Depuis son arrivée au département stratégie interne, Éléa Morel ne cessait de surprendre. En une semaine à peine, elle avait pris ses marques avec une aisance presque déconcertante. Les collaborateurs de Madame Dumas, d’abord sceptiques à l’idée d’intégrer une simple réceptionniste dans leur équipe, s’étaient rapidement inclinés devant sa rigueur, son esprit analytique et sa capacité à anticiper les enjeux.
Chaque matin, Éléa entrait dans l’open space avec une posture nouvelle. Droite, le menton relevé, le regard clair. Les cernes étaient toujours là, mais elle les portait avec fierté : elles étaient les marques de son effort, de son combat quotidien.

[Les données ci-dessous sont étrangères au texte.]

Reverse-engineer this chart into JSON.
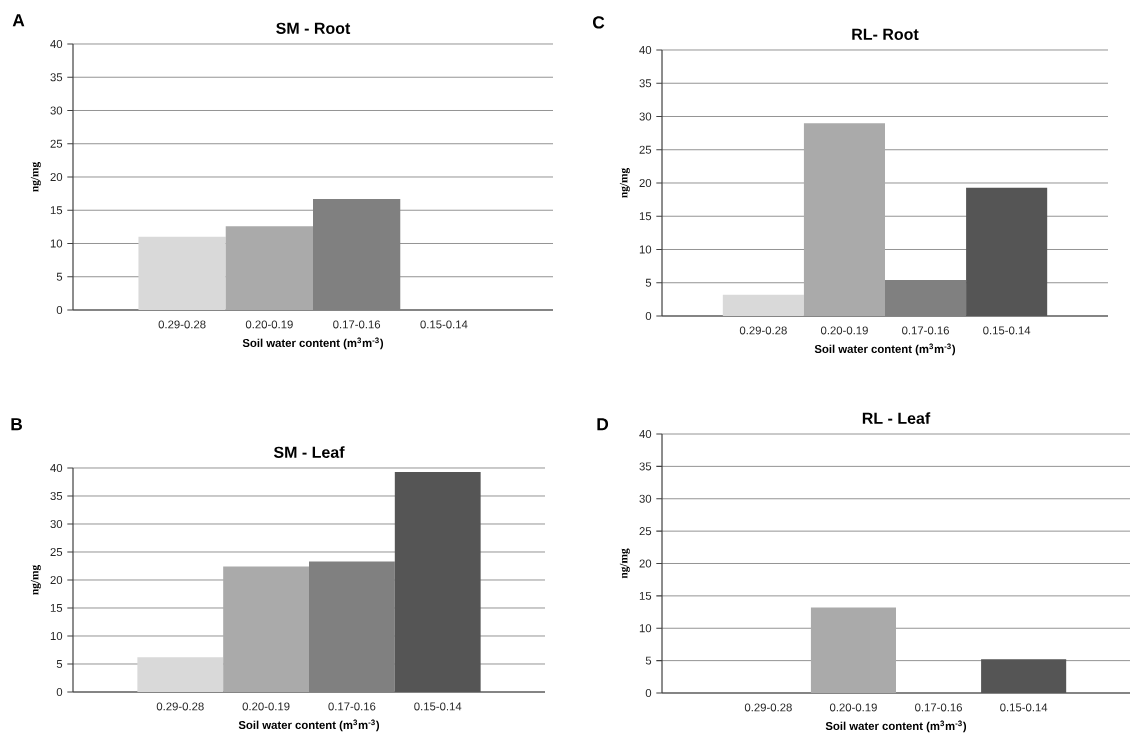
{
  "chart_data": [
    {
      "type": "bar",
      "title": "SM - Root",
      "xlabel": "Soil water content (m$^{3}$m$^{-3}$)",
      "ylabel": "ng/mg",
      "categories": [
        "0.29-0.28",
        "0.20-0.19",
        "0.17-0.16",
        "0.15-0.14"
      ],
      "values": [
        11,
        12.6,
        16.7,
        null
      ],
      "colors": [
        "#d9d9d9",
        "#aaaaaa",
        "#808080",
        "#555555"
      ],
      "ylim": [
        0,
        40
      ],
      "yticks": [
        0,
        5,
        10,
        15,
        20,
        25,
        30,
        35,
        40
      ],
      "grid": "y",
      "annotations": [
        "A"
      ]
    },
    {
      "type": "bar",
      "title": "RL- Root",
      "xlabel": "Soil water content (m$^{3}$m$^{-3}$)",
      "ylabel": "ng/mg",
      "categories": [
        "0.29-0.28",
        "0.20-0.19",
        "0.17-0.16",
        "0.15-0.14"
      ],
      "values": [
        3.2,
        29,
        5.4,
        19.3
      ],
      "colors": [
        "#d9d9d9",
        "#aaaaaa",
        "#808080",
        "#555555"
      ],
      "ylim": [
        0,
        40
      ],
      "yticks": [
        0,
        5,
        10,
        15,
        20,
        25,
        30,
        35,
        40
      ],
      "grid": "y",
      "annotations": [
        "C"
      ]
    },
    {
      "type": "bar",
      "title": "SM - Leaf",
      "xlabel": "Soil water content (m$^{3}$m$^{-3}$)",
      "ylabel": "ng/mg",
      "categories": [
        "0.29-0.28",
        "0.20-0.19",
        "0.17-0.16",
        "0.15-0.14"
      ],
      "values": [
        6.2,
        22.4,
        23.3,
        39.3
      ],
      "colors": [
        "#d9d9d9",
        "#aaaaaa",
        "#808080",
        "#555555"
      ],
      "ylim": [
        0,
        40
      ],
      "yticks": [
        0,
        5,
        10,
        15,
        20,
        25,
        30,
        35,
        40
      ],
      "grid": "y",
      "annotations": [
        "B"
      ]
    },
    {
      "type": "bar",
      "title": "RL - Leaf",
      "xlabel": "Soil water content (m$^{3}$m$^{-3}$)",
      "ylabel": "ng/mg",
      "categories": [
        "0.29-0.28",
        "0.20-0.19",
        "0.17-0.16",
        "0.15-0.14"
      ],
      "values": [
        null,
        13.2,
        null,
        5.2
      ],
      "colors": [
        "#d9d9d9",
        "#aaaaaa",
        "#808080",
        "#555555"
      ],
      "ylim": [
        0,
        40
      ],
      "yticks": [
        0,
        5,
        10,
        15,
        20,
        25,
        30,
        35,
        40
      ],
      "grid": "y",
      "annotations": [
        "D"
      ]
    }
  ]
}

Madame Dumas elle-même, une femme réputée intransigeante, avait glissé à demi-mot lors d’un briefing :
— Cette Morel, elle ira loin. Elle voit là où les autres n’imaginent même pas regarder.
Les mots avaient résonné dans le cœur d’Éléa comme une validation silencieuse. Pour la première fois depuis longtemps, elle se sentait reconnue.
Mais derrière cette réussite montante, la tension qui la liait à Aidan Blackwell ne cessait de grandir. Il la croisait parfois au détour d’un couloir, ne lui adressant qu’un hochement de tête… mais ses yeux, eux, disaient tout autre chose. Brûlants. Dévorants. Frustrés.
Ce matin-là, elle reçut une convocation sur son agenda électronique : « Bureau du PDG – 17h. »
Elle inspira profondément. Chaque rencontre avec lui était une épreuve, un duel où les mots masquaient à peine l’orage sous-jacent.
À l’heure dite, elle frappa à la porte. Une voix grave répondit :
— Entrez.
Aidan était seul, comme toujours. Debout, devant sa baie vitrée, les mains dans les poches. Lorsqu’il se retourna, elle sut. Son regard n’avait rien de neutre.
— Miss Morel. Installez-vous.
Elle s’assit, le cœur battant, masqué par son masque de professionnalisme.
— J’ai reçu le dernier rapport. Impressionnant, vraiment. Vos recommandations sur les marges des filiales internationales sont audacieuses.
— Merci. Je crois en ce que je fais.
— Vous croyez surtout en vous, corrige a-t-il en s’asseyant face à elle. Et c’est ce qui vous rend… dangereusement efficace.
Un silence se glissa entre eux, comme une promesse suspendue.
— Ce que vous êtes devenue en quelques semaines est fascinant. Une femme qui pense vite, agit juste… et résiste même à ce que beaucoup n’oseraient refuser.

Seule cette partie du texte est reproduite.